Surviving the Buyer's Home Inspection

Quick Answer
Buyers weaponize minor defects to negotiate the sale price down thousands of dollars. You must know the difference between a legitimate safety hazard and an unreasonable demand.
The Psychological Shift
When a buyer signs a purchase agreement, they are emotionally elated. Twenty-four hours later, the "Buyer's Remorse" sets in. Then, they receive a 45-page bound report from their inspector detailing every single loose hinge, cracked shingle, and rusted pipe in the home.
Suddenly, the buyer feels terrified. Their agent will invariably draft an "Inspection Resolution Addendum" that reads like a ransom note: fix these 14 items, or reduce the purchase price by $10,000. As a seller, survival requires absolute emotional detachment.
Health, Safety, and Structural (HSS)
The unwritten rule of real estate negotiations is that you must yield on Health, Safety, and Structural (HSS) defects.

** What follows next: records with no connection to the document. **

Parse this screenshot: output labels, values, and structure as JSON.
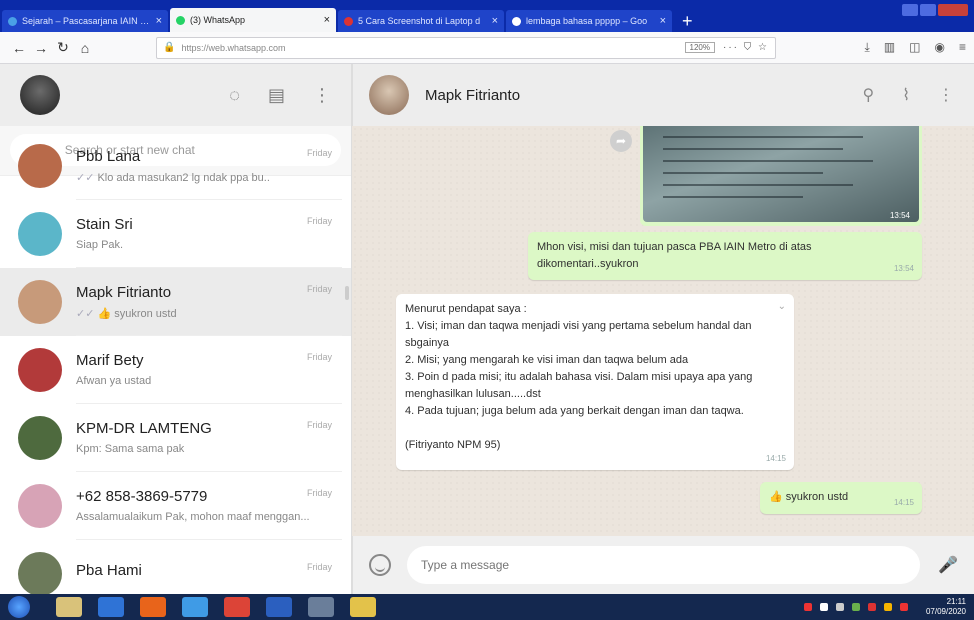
{
  "browser": {
    "tabs": [
      {
        "title": "Sejarah – Pascasarjana IAIN Me",
        "icon_color": "#4aa0e6",
        "active": false
      },
      {
        "title": "(3) WhatsApp",
        "icon_color": "#25d366",
        "active": true
      },
      {
        "title": "5 Cara Screenshot di Laptop d",
        "icon_color": "#d33",
        "active": false
      },
      {
        "title": "lembaga bahasa ppppp – Goo",
        "icon_color": "#fff",
        "active": false
      }
    ],
    "new_tab_label": "+",
    "url": "https://web.whatsapp.com",
    "zoom": "120%",
    "page_actions": "··· ⛉ ☆"
  },
  "sidebar": {
    "search_placeholder": "Search or start new chat",
    "chats": [
      {
        "name": "Pbb Lana",
        "time": "Friday",
        "message": "Klo ada masukan2 lg ndak ppa bu..",
        "ticks": true,
        "emoji": "",
        "avatar_color": "#b86a4a",
        "selected": false
      },
      {
        "name": "Stain Sri",
        "time": "Friday",
        "message": "Siap Pak.",
        "ticks": false,
        "emoji": "",
        "avatar_color": "#5bb6c9",
        "selected": false
      },
      {
        "name": "Mapk Fitrianto",
        "time": "Friday",
        "message": "syukron ustd",
        "ticks": true,
        "emoji": "👍",
        "avatar_color": "#c79a7a",
        "selected": true
      },
      {
        "name": "Marif Bety",
        "time": "Friday",
        "message": "Afwan ya ustad",
        "ticks": false,
        "emoji": "",
        "avatar_color": "#b23a3a",
        "selected": false
      },
      {
        "name": "KPM-DR LAMTENG",
        "time": "Friday",
        "message": "Kpm: Sama sama pak",
        "ticks": false,
        "emoji": "",
        "avatar_color": "#4e6a3e",
        "selected": false
      },
      {
        "name": "+62 858-3869-5779",
        "time": "Friday",
        "message": "Assalamualaikum Pak, mohon maaf menggan...",
        "ticks": false,
        "emoji": "",
        "avatar_color": "#d7a3b6",
        "selected": false
      },
      {
        "name": "Pba Hami",
        "time": "Friday",
        "message": "",
        "ticks": false,
        "emoji": "",
        "avatar_color": "#6c7a5a",
        "selected": false
      }
    ]
  },
  "conversation": {
    "contact_name": "Mapk Fitrianto",
    "image_time": "13:54",
    "msg_out_1": {
      "text": "Mhon visi, misi dan tujuan pasca PBA IAIN Metro di atas dikomentari..syukron",
      "time": "13:54"
    },
    "msg_in_1": {
      "lines": [
        "Menurut pendapat saya :",
        "1. Visi; iman dan taqwa menjadi visi yang pertama sebelum handal dan sbgainya",
        "2. Misi; yang mengarah ke visi iman dan taqwa belum ada",
        "3. Poin d pada misi; itu adalah bahasa visi. Dalam misi upaya apa yang menghasilkan lulusan.....dst",
        "4. Pada tujuan; juga belum ada yang berkait dengan iman dan taqwa.",
        "",
        "(Fitriyanto NPM 95)"
      ],
      "time": "14:15"
    },
    "msg_out_2": {
      "emoji": "👍",
      "text": "syukron ustd",
      "time": "14:15"
    },
    "input_placeholder": "Type a message"
  },
  "taskbar": {
    "apps": [
      "#d9c27a",
      "#2f73d6",
      "#e8641b",
      "#3f9be6",
      "#dc4437",
      "#2b5fbf",
      "#6a7e9a",
      "#e3c24a"
    ],
    "clock_time": "21:11",
    "clock_date": "07/09/2020"
  }
}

If the buyer walks away, you are now legally obligated to disclose these HSS defects to the very next buyer anyway.
Must Fix (HSS)
- High radon levels (over 4.0 pCi/L).
- Live knob-and-tube wiring or missing GFCI outlets near water.
- A cracked heat exchanger in the furnace (carbon monoxide risk).
- Active mold in the attic or severe foundation settling.
- Collapsed sewer lines.
Push Back (Cosmetic/Maintenance)
- The water heater is 12 years old (but still functioning perfectly).
- The carpet in the basement needs cleaning.
- Missing window screens or torn screen mesh.
- A dripping faucet in the guest bathroom.
- "Aged" roof shingles that are still keeping water out.
Credits vs. Repairs
When you inevitably agree to rectify an HSS issue, you have two choices: Hire a contractor to fix it before closing, or give the buyer a financial "credit" at closing.
Always offer the credit. If you hire a roofer to fix a leak, the buyer will show up for the final walkthrough, claim the shingles don't match perfectly, and refuse to close. If you simply give them a $1,500 check at closing, the liability completely transfers to them.
"No Grandfathering" Fallacy
Buyers frequently demand that a 1960s home be brought "up to current code" because an inspector flagged an issue. Home building codes are not retroactive. Your home was built to the 1960 code. Unless you are actively remodeling the room, you are not legally required to update it to the 2024 code just to sell the house. Stand your ground.